Psol opta por seguir caminho próprio ao rejeitar federação com o PT, contrariando expectativas
O Diretório Nacional do Psol tomou uma decisão significativa neste sábado (7), optando por **rejeitar a proposta de formar uma nova federação com o PT**, que seria chamada Brasil da Esperança. A ideia contava com o apoio de figuras proeminentes do partido, como o ministro Guilherme Boulos e a deputada Érika Hilton, e sua recusa evidencia um **importante racha na esquerda** em um momento crucial do calendário eleitoral.
A discussão sobre a federação ocorreu durante um encontro virtual do Psol. Além de dizerem não à união com o PT, os filiados do partido de Boulos decidiram **renovar a atual federação com o Rede Sustentabilidade** por mais quatro anos. Apesar da divergência, o racha não deve afetar o apoio do Psol à candidatura de reeleição do presidente Lula (PT) em outubro, já que o partido não pretende lançar um candidato próprio à Presidência.
A proposta de união com o PT era uma bandeira defendida pela corrente Revolução Solidária, liderada por Guilherme Boulos. Segundo ele, a federação seria fundamental para **”coordenar melhor nossas forças nas eleições e fortalecer a presença nos parlamentos”**, citando como exemplo a necessidade de união para enfrentar o que chamou de “Congresso Inimigo do Povo”.
Argumentos a favor da federação: união contra o “Congresso Inimigo do Povo”

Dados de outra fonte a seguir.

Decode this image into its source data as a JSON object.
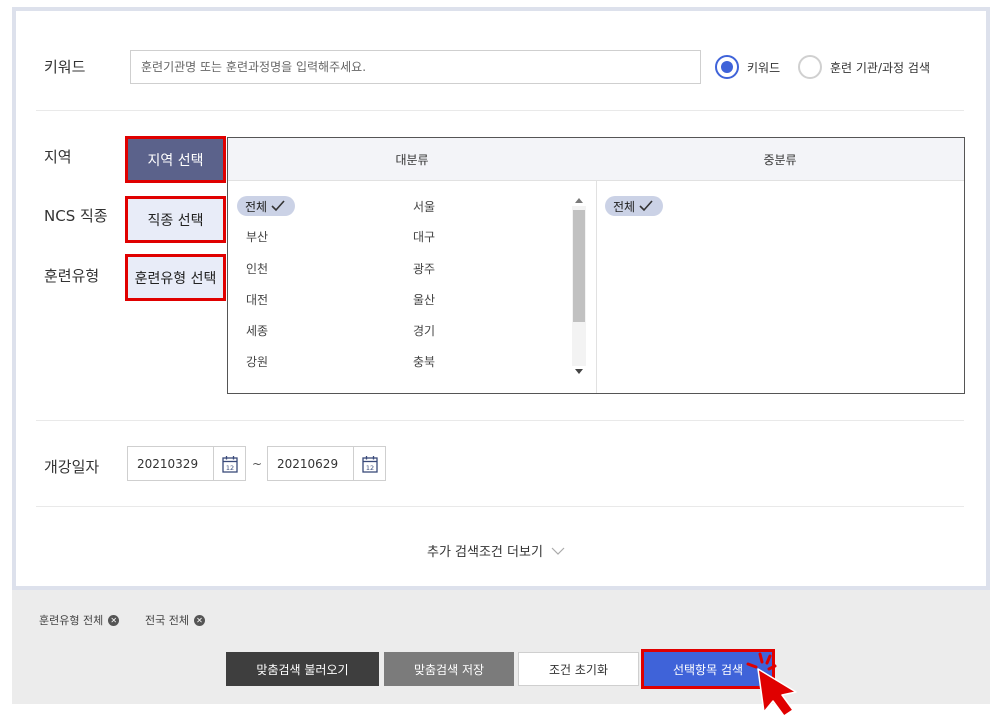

A deputada estadual pelo Psol em Minas Gerais, Bella Gonçalves, também defendeu a federação com o PT em um artigo. Ela ressaltou que a soma de partidos conservadores com o Centrão cria uma maioria no Congresso Nacional que **”coloca o governo Lula sob permanente tensão”**, dificultando a aprovação de medidas essenciais. Para Gonçalves, a construção de um projeto de esquerda passa pela união e por alianças estratégicas, e não pelo isolamento.
“A federação não apaga nossa identidade. Pelo contrário, fortalece um Psol mais maduro, menos sectário e mais conectado com as necessidades reais da classe trabalhadora”, argumentou a deputada. Ela enfatizou que o que está em jogo é o **”futuro do Brasil”** e a necessidade de reeleger Lula para combater a relevante força social e institucional do bolsonarismo.

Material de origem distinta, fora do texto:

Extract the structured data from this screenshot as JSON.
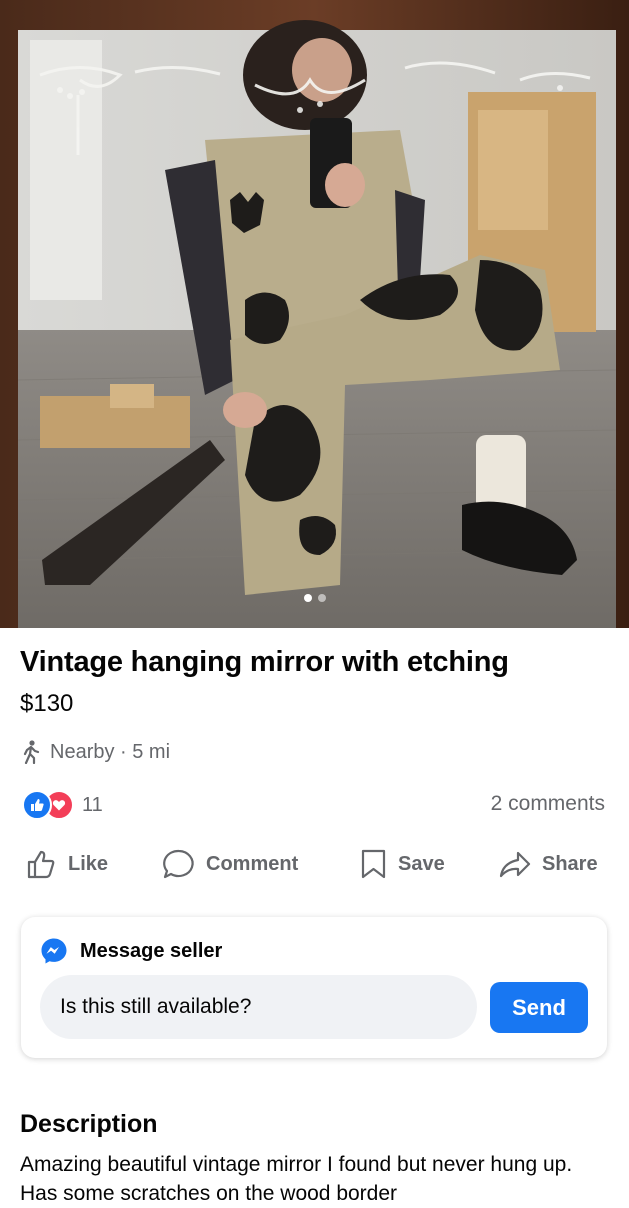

A deputada estadual do PT no Rio Grande do Sul, Laura Sito, também se manifestou em favor da federação, vendo-a como uma forma de **defender o país “do avanço do fascismo”**. Segundo ela, um partido isolado tem dificuldade em influenciar as grandes questões nacionais, e a prioridade da esquerda é a reeleição de Lula, o que exige a aglutinação de forças.
Oposição à federação: preservando a “identidade política” do Psol
Em contrapartida, a deputada federal Sâmia Bomfim (Psol-SP), juntamente com outros parlamentares como Luiza Erundina, Ivan Valente, Glauber Braga e Chico Alencar, posicionou-se contra a federação com o PT. Eles argumentam que a manutenção de federações separadas **fortalecerá o campo progressista e ampliará a diversidade de vozes e representação social**, contribuindo para a base de apoio à reeleição de Lula.
O artigo assinado por eles defende que Psol e PT cumprem **”papéis complementares”**. Enquanto o PT representa a força de um grande partido de governo, o Psol, com sua identidade e liberdade política, tem a capacidade de impulsionar agendas políticas, sociais, culturais e ambientais específicas. A decisão de não federar com o PT visa **”preservar essa independência política”**, embora o partido reitere seu apoio à coligação presidencial.